The heart rate of the trout was shown to increase during most of the stressful events, but it decreased when being loaded into the boat and while the boat wasn’t moving. This was because the oxygen level in the water was low during those times, and fish decrease their heart rate when oxygen is low. After the oxygen increased again, their heart rates increased significantly above normal. The increased level of cortisol showed that all these events were stressful to the fish and that the holding time before slaughter was not long enough for the fish to return to normal levels.

Evidenced by the study, heart rate can provide a somewhat accurate estimate of stress in farmed rainbow trout when oxygen levels in the water are normal. Measuring heart rate and body temperature together can better estimate the effect of stress on the metabolism of the fish. A high metabolism is undesirable for farmers because the fish will need more food and grow slower.
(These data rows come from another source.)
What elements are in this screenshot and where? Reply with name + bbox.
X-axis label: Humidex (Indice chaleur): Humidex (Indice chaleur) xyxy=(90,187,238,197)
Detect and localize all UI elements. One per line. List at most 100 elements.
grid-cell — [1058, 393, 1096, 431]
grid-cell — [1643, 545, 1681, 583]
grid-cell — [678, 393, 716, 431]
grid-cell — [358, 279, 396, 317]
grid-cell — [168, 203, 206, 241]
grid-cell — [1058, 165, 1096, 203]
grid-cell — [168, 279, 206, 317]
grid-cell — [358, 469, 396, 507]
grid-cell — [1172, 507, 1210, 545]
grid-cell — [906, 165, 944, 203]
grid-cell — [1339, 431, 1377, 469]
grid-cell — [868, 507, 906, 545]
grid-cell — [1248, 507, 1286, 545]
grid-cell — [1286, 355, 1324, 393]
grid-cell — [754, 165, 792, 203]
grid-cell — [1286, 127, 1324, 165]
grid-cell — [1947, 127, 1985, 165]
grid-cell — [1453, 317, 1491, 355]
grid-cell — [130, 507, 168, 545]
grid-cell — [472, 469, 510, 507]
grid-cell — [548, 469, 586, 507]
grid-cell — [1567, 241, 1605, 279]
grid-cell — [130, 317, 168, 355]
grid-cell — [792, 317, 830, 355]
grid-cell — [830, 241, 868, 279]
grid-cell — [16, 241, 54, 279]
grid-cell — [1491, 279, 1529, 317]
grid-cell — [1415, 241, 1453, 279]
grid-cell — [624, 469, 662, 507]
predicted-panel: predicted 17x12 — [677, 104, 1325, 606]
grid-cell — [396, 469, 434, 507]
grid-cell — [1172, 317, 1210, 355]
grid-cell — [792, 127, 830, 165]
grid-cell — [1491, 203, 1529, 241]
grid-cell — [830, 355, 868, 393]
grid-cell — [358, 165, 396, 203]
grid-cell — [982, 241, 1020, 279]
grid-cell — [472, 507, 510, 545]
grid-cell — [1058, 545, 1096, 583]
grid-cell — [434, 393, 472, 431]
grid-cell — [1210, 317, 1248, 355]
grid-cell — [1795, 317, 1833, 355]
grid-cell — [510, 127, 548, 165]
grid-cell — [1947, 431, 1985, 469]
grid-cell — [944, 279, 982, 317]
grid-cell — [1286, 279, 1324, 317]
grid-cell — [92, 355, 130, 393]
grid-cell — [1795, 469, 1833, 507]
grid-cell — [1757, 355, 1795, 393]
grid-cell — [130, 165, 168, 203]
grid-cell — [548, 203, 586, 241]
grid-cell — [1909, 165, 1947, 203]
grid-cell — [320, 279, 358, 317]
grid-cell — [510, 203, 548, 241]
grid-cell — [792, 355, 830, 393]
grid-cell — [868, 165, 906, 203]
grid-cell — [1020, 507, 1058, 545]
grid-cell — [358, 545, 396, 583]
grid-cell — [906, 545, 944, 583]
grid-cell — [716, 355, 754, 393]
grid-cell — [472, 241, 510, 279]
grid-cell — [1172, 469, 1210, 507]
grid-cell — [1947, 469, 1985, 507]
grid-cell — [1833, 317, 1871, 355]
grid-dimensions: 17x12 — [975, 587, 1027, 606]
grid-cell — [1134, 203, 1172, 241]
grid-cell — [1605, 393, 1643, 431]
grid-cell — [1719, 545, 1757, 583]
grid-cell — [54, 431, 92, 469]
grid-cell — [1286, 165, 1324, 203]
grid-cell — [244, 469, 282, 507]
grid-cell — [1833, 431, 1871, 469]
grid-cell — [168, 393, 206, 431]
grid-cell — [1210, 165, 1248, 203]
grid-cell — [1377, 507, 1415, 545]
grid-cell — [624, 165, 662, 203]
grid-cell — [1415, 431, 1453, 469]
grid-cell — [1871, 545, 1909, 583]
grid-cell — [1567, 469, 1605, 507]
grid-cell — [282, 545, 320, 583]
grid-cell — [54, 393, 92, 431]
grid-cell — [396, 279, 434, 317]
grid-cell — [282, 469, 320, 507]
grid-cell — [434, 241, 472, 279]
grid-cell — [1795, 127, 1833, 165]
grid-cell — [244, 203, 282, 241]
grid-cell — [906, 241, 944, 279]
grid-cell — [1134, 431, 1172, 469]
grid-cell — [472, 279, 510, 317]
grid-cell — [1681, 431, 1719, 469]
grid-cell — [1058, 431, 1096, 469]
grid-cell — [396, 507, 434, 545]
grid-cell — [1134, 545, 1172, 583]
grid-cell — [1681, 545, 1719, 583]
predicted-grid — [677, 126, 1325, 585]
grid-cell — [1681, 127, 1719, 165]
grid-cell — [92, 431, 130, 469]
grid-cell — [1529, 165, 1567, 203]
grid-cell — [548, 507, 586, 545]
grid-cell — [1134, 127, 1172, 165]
Animal welfare is an increasingly important factor in consumers’ decision-making, and fish farmers could make their products more popular (and potentially charge more) if they can say that their farming practices are less stressful than others. The bio-loggers would allow farmers to continuously estimate the stress level of their fish without having to take them out of the water after the initial surgery. Being able to determine when and how stressed fish are in an accurate manner could help farmers optimize their methods and recovery times to produce the best quality and most relaxed fish possible.